Let us suppose we have table with following dimension :

print(metadata.shape)-(8732, 8)

let us suppose we want to read slice_file_name for each row( and then read sound files from drive ) and extract mel frequencies :

def feature_extractor(file_name):
  audio,sample_rate =librosa.load(file_name,res_type='kaiser_fast')
  mfccs_features =librosa.feature.mfcc(y=audio,sr=sample_rate,n_mfcc=40)
  mfccs_scaled_features =np.mean(mfccs_features.T,axis=0)
  return mfccs_scaled_features

if i use following loops :

from tqdm import tqdm
extracted_features =[]
for index_num, row in  tqdm(metadata.iterrows()):
    file_name = os.path.join(os.path.abspath(Base_Directory),str(row["slice_file_name"]))
    final_class_labels=row["class"]
    data=feature_extractor(file_name)
    extracted_features.append([data,final_class_labels])

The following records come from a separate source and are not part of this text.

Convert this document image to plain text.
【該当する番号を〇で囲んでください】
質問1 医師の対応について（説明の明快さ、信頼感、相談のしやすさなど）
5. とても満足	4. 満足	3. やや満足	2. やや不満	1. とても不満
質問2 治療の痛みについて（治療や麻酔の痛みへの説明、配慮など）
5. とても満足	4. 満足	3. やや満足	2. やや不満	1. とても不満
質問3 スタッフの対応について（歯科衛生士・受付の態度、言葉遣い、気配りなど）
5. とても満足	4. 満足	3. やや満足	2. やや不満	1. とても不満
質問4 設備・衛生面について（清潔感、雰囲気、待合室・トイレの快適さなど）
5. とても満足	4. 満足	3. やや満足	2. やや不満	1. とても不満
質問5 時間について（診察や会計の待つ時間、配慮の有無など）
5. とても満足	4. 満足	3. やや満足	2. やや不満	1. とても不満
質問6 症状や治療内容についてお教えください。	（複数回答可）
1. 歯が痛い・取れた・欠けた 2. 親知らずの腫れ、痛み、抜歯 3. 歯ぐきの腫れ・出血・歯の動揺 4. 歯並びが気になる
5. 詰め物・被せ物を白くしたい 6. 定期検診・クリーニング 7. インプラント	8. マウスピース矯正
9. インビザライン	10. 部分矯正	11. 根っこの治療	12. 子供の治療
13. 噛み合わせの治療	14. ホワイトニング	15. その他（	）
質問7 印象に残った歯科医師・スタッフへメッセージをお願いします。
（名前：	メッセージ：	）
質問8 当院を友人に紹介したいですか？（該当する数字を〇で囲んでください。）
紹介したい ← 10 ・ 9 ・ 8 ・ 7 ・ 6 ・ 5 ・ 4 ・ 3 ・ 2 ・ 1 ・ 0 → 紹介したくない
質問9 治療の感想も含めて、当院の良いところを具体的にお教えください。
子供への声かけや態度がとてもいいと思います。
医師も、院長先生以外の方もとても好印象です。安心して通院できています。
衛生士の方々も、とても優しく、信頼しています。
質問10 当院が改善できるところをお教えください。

it takes in total following amount of time :

3555it [21:15,  2.79it/s]/usr/local/lib/python3.7/dist-packages/librosa/core/spectrum.py:224: UserWarning: n_fft=2048 is too small for input signal of length=1323
  n_fft, y.shape[-1]
8326it [48:40,  3.47it/s]/usr/local/lib/python3.7/dist-packages/librosa/core/spectrum.py:224: UserWarning: n_fft=2048 is too small for input signal of length=1103
  n_fft, y.shape[-1]
8329it [48:41,  3.89it/s]/usr/local/lib/python3.7/dist-packages/librosa/core/spectrum.py:224: UserWarning: n_fft=2048 is too small for input signal of length=1523
  n_fft, y.shape[-1]
8732it [50:53,  2.86it/s]

how can i optimize this code to do the thing in less amount of time? it is possible?

CodePudding user response：

You could try and run the feature extractor in parallel, this could give a new column in your dataframe with the mfccs_scaled_features.

from pandarallel import pandarallel
pandarallel.initialize()

PATH = os.path.abspath(Base_Directory)

def feature_extractor(file_name):
    # If using windows, you may need to put these here~
    # import librosa 
    # import numpy as np
    # import os
    
    file_name = os.path.join(PATH, file_name)
    audio,sample_rate = librosa.load(file_name, res_type='kaiser_fast')
    mfccs_features = librosa.feature.mfcc(y=audio, sr=sample_rate, n_mfcc=40)
    mfccs_scaled_features = np.mean(mfccs_features.T, axis=0)
    return mfccs_scaled_features

df['mfccs_scaled_features'] = df['slice_file_name'].parallel_apply(feature_extractor)